Doyald went on to make the following points: that he often leans on his practiced, math-based muscle memory; that he often works in a “scattershot” way, trying many things in order to improve his odds with clients; and, most of all, that the success of a typeface design is completely personal. The client pays for whatever he, or she, or the committee, or the “president’s wife” likes.

I did not talk with Jean François Porchez much, but in the talk he gave he articulated a positive sentiment about client work that makes an excellent counterpoint to these truths of Young’s and Cavanaugh’s: client requests offer opportunities to try new things.

Paul Shaw, whose stories my friend Stephen Coles and I were privileged to hear one TypeCon evening, told us that he draws letters because he couldn’t draw trees.

A personal art

Natural references, editing, a practiced routine. Client personalities, opportunities, and the odds of being successful. These are excellent answers, and diverse. It is not hard to imagine a much wider range of influences after having been gifted these insights — and one more, from Stephen: to know, or read about, a typeface’s designer lends much to the meaning of his or her work.

But it was Mr. Carter who gave my favorite answer of all. He said that some designers show their hand, in that an obvious personal touch pervades the design of a particular typeface to the point of recognizability. And that other designers, he himself included, are more chameleon-like and harder to spot. But that a personal touch, obvious or not, is a key ingredient in designing type.

“Certainly there is an element of art involved … a kind of self-awareness, or arrogance if you will. After all, if you cannot lend a piece of yourself to the work then why bother?” On the other hand, asking for a reason “is rather like asking an artist why they decided to use a particular shade of blue in one corner of the canvas.”
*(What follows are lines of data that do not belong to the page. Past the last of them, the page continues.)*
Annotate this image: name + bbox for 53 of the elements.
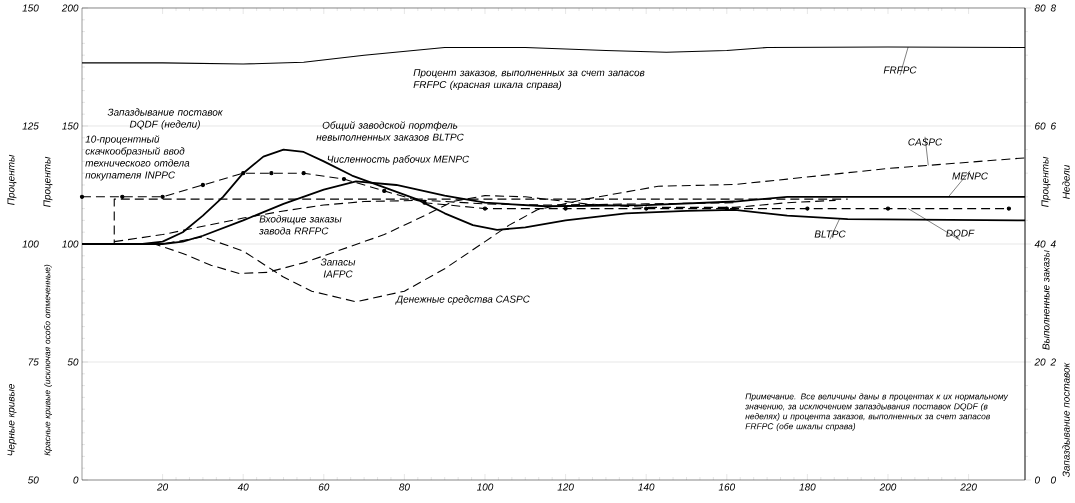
y-tick-label: 200 [61, 4, 79, 12]
annotation: Общий заводской портфель невыполненных заказов BLTPC [316, 121, 464, 141]
annotation: Входящие заказы завода RRFPC [259, 215, 342, 235]
y2-tick-label: 80 [1034, 4, 1046, 12]
y-tick-label: 0 [73, 476, 79, 484]
x-tick-label: 160 [718, 483, 736, 491]
annotation: Примечание. Все величины даны в процентах к их нормальному значению, за исключением запаздывания поставок DQDF (в неделях) и процента заказов, выполненных за счет запасов FRFPC (обе шкалы справа) [745, 393, 1009, 431]
x-tick-label: 220 [960, 483, 977, 491]
annotation: Процент заказов, выполненных за счет запасов FRFPC (красная шкала справа) [413, 69, 645, 91]
annotation: Запаздывание поставок DQDF (недели) [107, 108, 223, 130]
y2-tick-label: 0 [1034, 476, 1040, 484]
y-tick-label: 100 [62, 240, 79, 248]
text: Черные кривые [7, 384, 17, 456]
y2-tick-label: 60 [1035, 122, 1046, 130]
text: 150 [22, 4, 39, 12]
y2-axis-title: Проценты [1041, 156, 1051, 208]
text: Выполненные заказы [1042, 250, 1050, 350]
x-tick-label: 20 [157, 483, 169, 491]
y2-tick-label: 20 [1034, 358, 1046, 366]
annotation: Денежные средства CASPC [395, 295, 530, 305]
series-label: BLTPC [814, 230, 846, 238]
y3-tick-label: 4 [1050, 240, 1056, 248]
text: 50 [27, 476, 39, 484]
y-tick-label: 50 [67, 358, 79, 366]
annotation: Запасы IAFPC [320, 258, 356, 278]
y3-tick-label: 0 [1050, 476, 1056, 484]
series-label: MENPC [952, 172, 989, 180]
text: 75 [28, 358, 39, 366]
x-tick-label: 120 [557, 483, 574, 491]
y3-tick-label: 2 [1050, 358, 1056, 366]
x-tick-label: 180 [799, 483, 816, 491]
annotation: Численность рабочих MENPC [327, 155, 470, 165]
text: DQDF [946, 229, 975, 239]
y3-tick-label: 6 [1051, 122, 1057, 130]
x-tick-label: 60 [318, 483, 330, 491]
x-tick-label: 80 [399, 483, 410, 491]
x-tick-label: 200 [879, 483, 897, 491]
text: Запаздывание поставок [1062, 362, 1070, 478]
x-tick-label: 40 [237, 483, 249, 491]
annotation: 10-процентный скачкообразный ввод технического отдела покупателя INPPC [85, 135, 190, 181]
series-label: FRFPC [883, 66, 917, 74]
text: 125 [22, 122, 39, 130]
y3-tick-label: 8 [1050, 4, 1057, 12]
y-tick-label: 150 [62, 122, 79, 130]
x-tick-label: 140 [638, 483, 655, 491]
y-axis-title: Проценты [43, 156, 53, 208]
series-label: CASPC [908, 138, 943, 146]
text: Красные кривые (исключая особо отмеченные) [44, 264, 52, 456]
text: 100 [22, 240, 39, 248]
y2-tick-label: 40 [1034, 240, 1046, 248]
y3-axis-title: Недели [1062, 164, 1070, 199]
x-tick-label: 100 [476, 483, 494, 491]
text: Проценты [7, 154, 17, 206]
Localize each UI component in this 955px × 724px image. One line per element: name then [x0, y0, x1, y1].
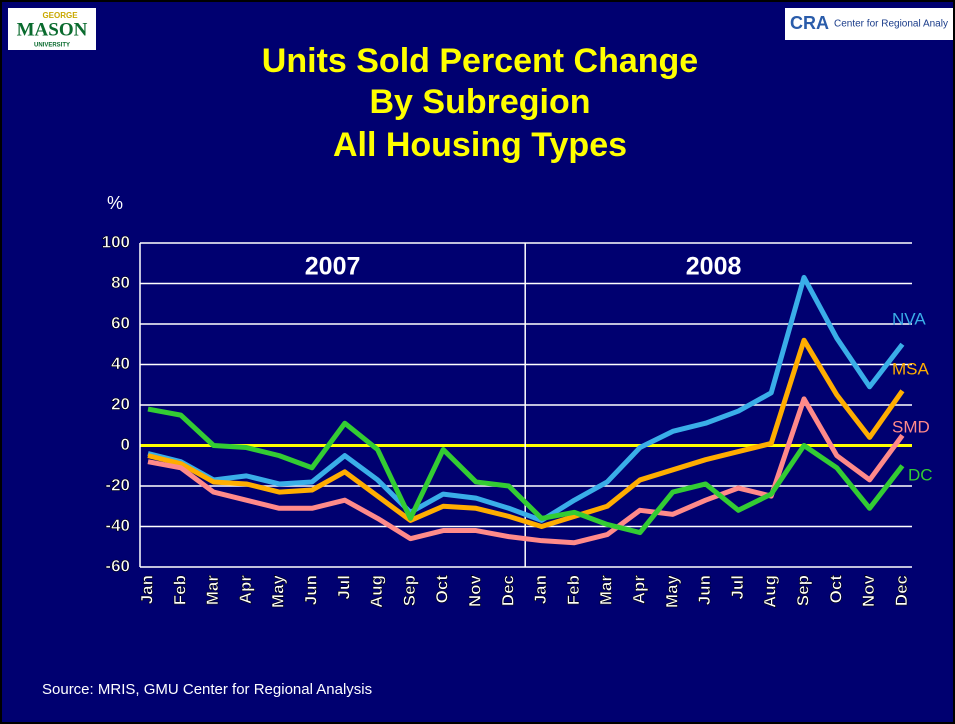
x-tick-label: Mar [597, 575, 616, 606]
source: Source: MRIS, GMU Center for Regional An… [42, 681, 372, 698]
y-tick-label: -20 [105, 475, 130, 494]
x-tick-label: Aug [761, 575, 780, 608]
x-tick-label: Sep [793, 575, 812, 606]
series-line [147, 406, 905, 536]
y-tick-label: 20 [111, 394, 130, 413]
x-tick-label: Nov [465, 574, 484, 607]
logo-right [785, 8, 953, 40]
series-line [147, 396, 905, 546]
x-tick-label: Mar [203, 575, 222, 606]
y-tick-label: 40 [111, 354, 130, 373]
x-tick-label: Jul [728, 575, 747, 600]
logo-left [8, 8, 96, 50]
y-tick-label: -40 [105, 516, 130, 535]
x-tick-label: May [269, 574, 288, 608]
x-tick-label: Oct [433, 575, 452, 604]
x-tick-label: Feb [170, 575, 189, 605]
x-tick-label: Jan [531, 575, 550, 604]
y-tick-label: 80 [111, 273, 130, 292]
y-tick-label: -60 [105, 556, 130, 575]
x-tick-label: Apr [236, 575, 255, 605]
logo-text: UNIVERSITY [34, 43, 70, 49]
x-tick-label: Dec [892, 575, 911, 606]
y-axis-label: % [107, 193, 123, 213]
x-tick-label: Dec [498, 575, 517, 606]
annotation: 2007 [305, 253, 361, 281]
y-tick-label: 0 [121, 435, 130, 454]
x-tick-label: Jun [301, 575, 320, 605]
x-tick-label: Jul [334, 575, 353, 600]
x-tick-label: Nov [859, 574, 878, 607]
title: All Housing Types [333, 126, 627, 164]
series-label: DC [908, 465, 933, 484]
x-tick-label: Aug [367, 575, 386, 608]
annotation: 2008 [686, 253, 742, 281]
x-tick-label: Oct [826, 575, 845, 604]
series-label: SMD [892, 417, 930, 436]
x-tick-label: Apr [629, 575, 648, 605]
x-tick-label: May [662, 574, 681, 608]
title: Units Sold Percent Change [262, 42, 698, 80]
series-line [147, 274, 905, 523]
logo-text: Center for Regional Analy [834, 19, 948, 30]
x-tick-label: Jan [137, 575, 156, 604]
series-label: MSA [892, 359, 930, 378]
x-tick-label: Sep [400, 575, 419, 606]
series-label: NVA [892, 309, 926, 328]
y-tick-label: 60 [111, 313, 130, 332]
series-line [147, 337, 905, 529]
x-tick-label: Jun [695, 575, 714, 605]
y-tick-label: 100 [102, 232, 130, 251]
logo-text: GEORGE [42, 11, 78, 20]
logo-text: MASON [17, 19, 88, 40]
title: By Subregion [369, 83, 590, 121]
x-tick-label: Feb [564, 575, 583, 605]
logo-text: CRA [790, 13, 829, 33]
I very much enjoyed my time at TypeCon alongside these wonderful stewards of symbols and style. Their art deserves more respect than our design schedules often allow, yet the culture of caring about type is ours to inherit and keep. Let us make the time.

Thank you

So begins this idea of mine for Typedia Torch, a column about honoring tradition in type design and typesetting. Although I do not expect its quality to rival this first installment until I am once again blessed by the company of such heroes as I was at TypeCon 2010, I’ll do my best to keep the intent intact, be thoughtful, and listen with great interest to the experiences of folks such as these, who deserve our admiration and respect.